Our team Tapioca Express placed 8th at ICPC 2025 SoCal Regionals.
Before the Contest
A few days before the contest, Robert Tarjan came to give a talk at UCSD. If you don’t know who that is — he invented Tarjan’s SCC algorithm, link-cut trees, splay trees, and won the Turing Award in 1986. I asked him to sign my algorithms cheat sheet after.


the GOAT signed my ICPC sheet
Hydroplaning on the Highway
We drove up from San Diego the morning of the contest. Ben (benjaminJohnson2204) was driving his Kia keicar on the highway and it was raining. When we’re going up the highway with the 360 turn, it was sloping down. Idk if its the center of gravity being too high, the entire car hydroplaned and spun to the right and nearly sent all five of us into the siderail.

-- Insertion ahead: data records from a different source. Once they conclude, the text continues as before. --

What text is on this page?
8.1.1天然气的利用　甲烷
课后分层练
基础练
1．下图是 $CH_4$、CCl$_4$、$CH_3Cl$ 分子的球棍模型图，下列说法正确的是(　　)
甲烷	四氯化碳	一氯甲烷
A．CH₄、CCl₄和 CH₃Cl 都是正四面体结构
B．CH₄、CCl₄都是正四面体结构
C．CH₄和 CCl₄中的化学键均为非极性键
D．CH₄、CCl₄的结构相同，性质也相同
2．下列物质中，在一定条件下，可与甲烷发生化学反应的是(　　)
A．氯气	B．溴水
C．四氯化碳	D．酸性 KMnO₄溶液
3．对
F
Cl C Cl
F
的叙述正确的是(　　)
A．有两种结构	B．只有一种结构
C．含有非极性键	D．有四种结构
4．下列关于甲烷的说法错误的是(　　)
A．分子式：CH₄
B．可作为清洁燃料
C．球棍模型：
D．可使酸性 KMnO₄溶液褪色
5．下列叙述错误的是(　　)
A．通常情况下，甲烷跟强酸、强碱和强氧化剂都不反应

Also we went to the wrong venue. I sent our entire team to UC Riverside when its Riverside City College good thing its only 10 minutes from each other but it’s still really funny cause we did this in 2024 as well.
The Contest


We took caffeine pills 1 hour before & during the contest. IDK why but every year we have to wake up at 5am but the contests starts at like 2pm and honestly the wait just destroys your brain. This year there was no good food either or breakfast ;-;
The strategy going in was simple: give Ben all the easy problems, give Hugo math problems, and I’ll do everything else.
A and I were solved within the first 12 minutes. Then somehow we took a long time identifying what the easier problems were. We worked on multiple problems at the same time — I went for D and it took around 5 minutes to implement, which was correct. Then Ben did G which was easier than expected.
I was working on H as well but it was WA. Ben fixed it around the 100min mark. Ben also spent a lot of time on C — implementation hell — which in hindsight was probably a bad idea since we WAed 4 times and just wasted precious time on stupid implementation. But C was also solved after H.
F looks very disgusting but we noticed it was just some casework. Ben solved that one (actually carrying). Shortly after, Hugo solved J which is pretty disgusting implementation — I had some ideas for it but he went for it. Then we did L which we probably should’ve done earlier, and Hugo did the Rubiks Cube problem which is all implementation.
The rest of the contest was just us thinking through the harder problems left, and Ben trying to solve K.
We ended up placing 8th out of all SoCal teams.
Note (Problems)
Contest problem set here.
Reflection
Honestly, 8th is decent but it’s not where I want to be. The problems we couldn’t solve weren’t unsolvable. Ben was extremely close to solving K at the end. E and M I think E was definitely solvable but the problem statement is actually so confusing. The gap between where I am and where the top teams are is real and it’s a skill issue. It’s kinda sad I’m not strong enough to go NAC / WF, I think if I actually started in freshman it’s like very doable. But I’m also somewhat relieved that I gave it a good try before graduation. I don’t plan to stop after graduating / getting work, as kotatsugame once said “There is no reason to stop”. The plan is just to keep grinding atcoder and other shit, and actually get to a good level.